In May 2009, Vick was released from prison in Leavenworth, Kansas. That July, he was conditionally reinstated by the NFL and the following month signed a two-year deal with the Philadelphia Eagles. While his public image remained tarnished, Vick went on to make a strong comeback on the football field.”



When I woke up I thought it was Monday, the day to put out the trash.  The events of the last two long days of the missing cat made me think that I had lived through an extra day, I guess.  Then I was too engrossed in going through emails to realize what day it was.

One of the male puppies is already in his new home, and settling down well. The other three are being taken care of in other SPCA foster homes, until their new ‘parents’ can pick them up, as the female pups have to have a little more post-op care before they can go.

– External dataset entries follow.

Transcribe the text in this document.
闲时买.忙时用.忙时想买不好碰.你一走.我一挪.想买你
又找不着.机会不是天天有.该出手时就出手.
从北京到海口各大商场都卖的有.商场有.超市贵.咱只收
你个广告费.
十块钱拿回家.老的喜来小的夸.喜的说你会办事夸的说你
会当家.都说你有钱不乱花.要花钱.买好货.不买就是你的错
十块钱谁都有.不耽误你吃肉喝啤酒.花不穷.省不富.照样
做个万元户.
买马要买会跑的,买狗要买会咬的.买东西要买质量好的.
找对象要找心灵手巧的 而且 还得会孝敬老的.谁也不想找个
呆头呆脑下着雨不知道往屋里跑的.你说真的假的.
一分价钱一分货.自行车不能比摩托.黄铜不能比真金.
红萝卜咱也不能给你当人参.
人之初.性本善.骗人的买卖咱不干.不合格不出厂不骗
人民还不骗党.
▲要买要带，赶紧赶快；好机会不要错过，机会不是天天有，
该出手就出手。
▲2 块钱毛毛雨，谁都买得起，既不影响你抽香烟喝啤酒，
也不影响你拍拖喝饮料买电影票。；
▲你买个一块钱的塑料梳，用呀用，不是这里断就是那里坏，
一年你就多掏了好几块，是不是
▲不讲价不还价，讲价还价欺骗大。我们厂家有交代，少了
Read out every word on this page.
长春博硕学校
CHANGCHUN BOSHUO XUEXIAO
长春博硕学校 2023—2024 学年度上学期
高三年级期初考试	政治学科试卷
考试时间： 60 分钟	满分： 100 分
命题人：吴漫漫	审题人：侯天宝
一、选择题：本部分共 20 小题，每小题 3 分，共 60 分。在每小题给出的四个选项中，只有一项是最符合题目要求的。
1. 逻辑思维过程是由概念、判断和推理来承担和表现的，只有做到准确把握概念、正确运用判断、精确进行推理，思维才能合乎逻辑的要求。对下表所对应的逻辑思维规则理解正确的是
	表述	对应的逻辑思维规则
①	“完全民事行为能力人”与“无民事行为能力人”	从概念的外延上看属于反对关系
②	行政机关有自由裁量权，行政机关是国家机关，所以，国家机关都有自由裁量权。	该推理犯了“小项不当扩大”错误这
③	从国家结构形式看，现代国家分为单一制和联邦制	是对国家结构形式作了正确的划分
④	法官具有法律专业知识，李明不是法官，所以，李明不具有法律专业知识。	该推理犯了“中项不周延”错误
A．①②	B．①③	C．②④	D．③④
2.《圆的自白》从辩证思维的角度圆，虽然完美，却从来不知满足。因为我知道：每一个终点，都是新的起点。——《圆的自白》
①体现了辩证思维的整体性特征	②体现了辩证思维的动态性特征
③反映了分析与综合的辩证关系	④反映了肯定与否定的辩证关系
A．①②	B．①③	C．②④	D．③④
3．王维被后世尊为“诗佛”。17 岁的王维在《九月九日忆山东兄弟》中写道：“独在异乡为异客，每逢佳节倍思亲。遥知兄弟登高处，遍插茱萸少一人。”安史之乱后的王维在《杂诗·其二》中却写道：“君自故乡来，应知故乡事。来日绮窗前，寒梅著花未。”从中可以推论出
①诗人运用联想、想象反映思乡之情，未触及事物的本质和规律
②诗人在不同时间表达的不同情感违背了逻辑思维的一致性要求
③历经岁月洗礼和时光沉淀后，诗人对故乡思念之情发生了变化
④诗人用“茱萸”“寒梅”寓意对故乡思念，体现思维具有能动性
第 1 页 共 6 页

When I did grasp that it was Sunday, I had missed the Church of God sermon on WGN TV, and watched it later on their website .  I did the laundry, some of which is still waiting to be folded, and a little advance cooking for the next few days.  I don’t eat much meat, and there is always too much in a package for just one meal, so I can eat some, then freeze the rest for later.

In the afternoon, as my Grooming Room is operational again without puppies running all over it, I cut down Misty, and put her back in her ‘Town and Country’ pattern.  She isn’t bathed or finished yet, but she is old, like me, and doesn’t like to have too much done all in one day.